Trump, in reference to strong suggestions that he invoke the Defense Production Act in order to requisition the production of medical masks, respirators, and other medical equipment for the COVID-19, stated that he didn’t want to go down that path because that would be nationalizing industry: an un-American act. Well, directing production is not the same as nationalising, or taking ownership of firms, but I suppose if you spin it that way it sounds like socialism, and if it sounds like socialism many Americans will reject the idea. Trump prefers to rely on the free market– the same free market which brought the Great Financial Crisis and which left us unprepared for the current event.
In truth, however, there seems to be little to no talk about the nationalization of private firms and the National Production Act does not authorize such action. The Act authorizes the direction of production and distribution for the purposes of national defense and it has been utilized for crises other than war. Some might argue there is not much difference between taking control of production and distribution and taking ownership of a firm but there is a big difference. Under the direction of production and distribution firms will earn profits and owners will maintain ownership. That is a lot different from giving up ownership to the federal government.
But really, why not nationalize, or take a partial step in that direction in large firms which require federal assistance? There need not be a one hundred percent takeover of these firms; nor would it necessarily be in the public interest to do so. Americans, psychologically and spiritually, are not ready for a substantially socialized economy. But it seems Americans are ready for a significant shift in the balance between government and the private sector.
Major industries are calling for huge bailouts from the U.S. Treasury with figures climbing into the hundreds of billions; the figures will only grow larger from there.
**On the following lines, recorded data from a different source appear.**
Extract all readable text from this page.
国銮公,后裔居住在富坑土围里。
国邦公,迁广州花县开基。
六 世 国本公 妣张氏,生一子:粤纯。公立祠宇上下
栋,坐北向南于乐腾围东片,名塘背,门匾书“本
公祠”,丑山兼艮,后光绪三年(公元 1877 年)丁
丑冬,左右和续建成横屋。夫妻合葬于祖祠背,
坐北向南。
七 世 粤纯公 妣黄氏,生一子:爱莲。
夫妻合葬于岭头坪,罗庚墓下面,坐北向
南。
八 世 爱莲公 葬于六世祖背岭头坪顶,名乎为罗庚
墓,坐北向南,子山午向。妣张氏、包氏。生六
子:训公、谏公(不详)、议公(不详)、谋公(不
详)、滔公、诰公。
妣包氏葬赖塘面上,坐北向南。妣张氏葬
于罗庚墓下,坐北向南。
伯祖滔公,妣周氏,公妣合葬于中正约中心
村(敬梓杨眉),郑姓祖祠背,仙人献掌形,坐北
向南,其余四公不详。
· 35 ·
So far, the emphasis appears to be on loans to struggling companies, not cash infusions through equity positions. This, very arguably, is the wrong path to take. Federal Government investment in large firms should take the form of ownership interests. These equity positions would allow the Federal Government fairer compensation for the bailout risk undertaken during the current and future financial crises, pandemics, war scenarios, and anything else which might render these “too big to fail” firms, the possibility of failing. An equity position or a debt position should be determined on an expedited case by case basis dependent on the perceived risk of the firm’s survival. If the firm’s survival is in question, a debt position might better protect the Government’s interests through priority claims on the firm’s future liquidated assets.
During the Great Financial Crisis the Federal Government took equity stakes in auto firms and financial institutions with an explicit understanding these ownership positions would be sold when the time was deemed appropriate. The Government took largely preferred equity positions with limited voting rights and it seemed more concerned about shedding the perception that it had engaged in socialist practices rather than maximizing the return on its investment.
This time around, assuming that we can move the government towards ownership stakes in these firms, we should insist on continued Federal ownership. Why? The public would likely gather a greater return from the firm’s future profits through stock ownership than it would from interest earnings on the firm’s debt. Furthermore, continued Federal ownership positions will enable greater democratic control over the course of the nation’s future economic activity. If the firms are truly desperate they will accept the cash infusion that a Federal equity purchase will bring. The Federal Government, for ideological, political, or other purposes, is giving away too much during these negotiations. They have assumed a weak bargaining position when they are in a very strong position. This reflects one reason why private sector capital interests do so well, they simply negotiate a better deal.
The private sector will get away with this if the public ignores the issue. Now is the moment to transition to a more democratic system through ownership interests in large firms which seek assistance from the Federal Government. This would bring us closer to the economic models found in the Nordic nations where governments share in the ownership of large and powerful firms; where consequently wealth and income are more evenly distributed, and where in survey after survey the conclusion is that people in this region of the world, despite the cold weather, are happier than their European and American counterparts.
The neoliberal agenda of massive privatization over the past 40 years or so has proven itself destructive of the popular good. Now is the time to seize the moment: a Federal ownership position in these firms will enable the public to leverage a return for the risk it undertakes when it rescues these firms; it would also enable a return on the public assets which private firms have successfully leveraged for private sector profits. These assets include state provided public education, roadways, a stable society enforced through publicly-paid police and judicial apparatuses, the U.S. military which secures their agenda abroad, and so forth.
A step towards nationalization may be deemed un-American, depending on one’s perception of what it means to be an American. If being an American, however, means the exercise of democratic control, then federal ownership positions in large corporations represents greater democracy, not less democracy, and is therefore more American than the concentration of power amassed through the current economic model which emphasizes excessive private sector control.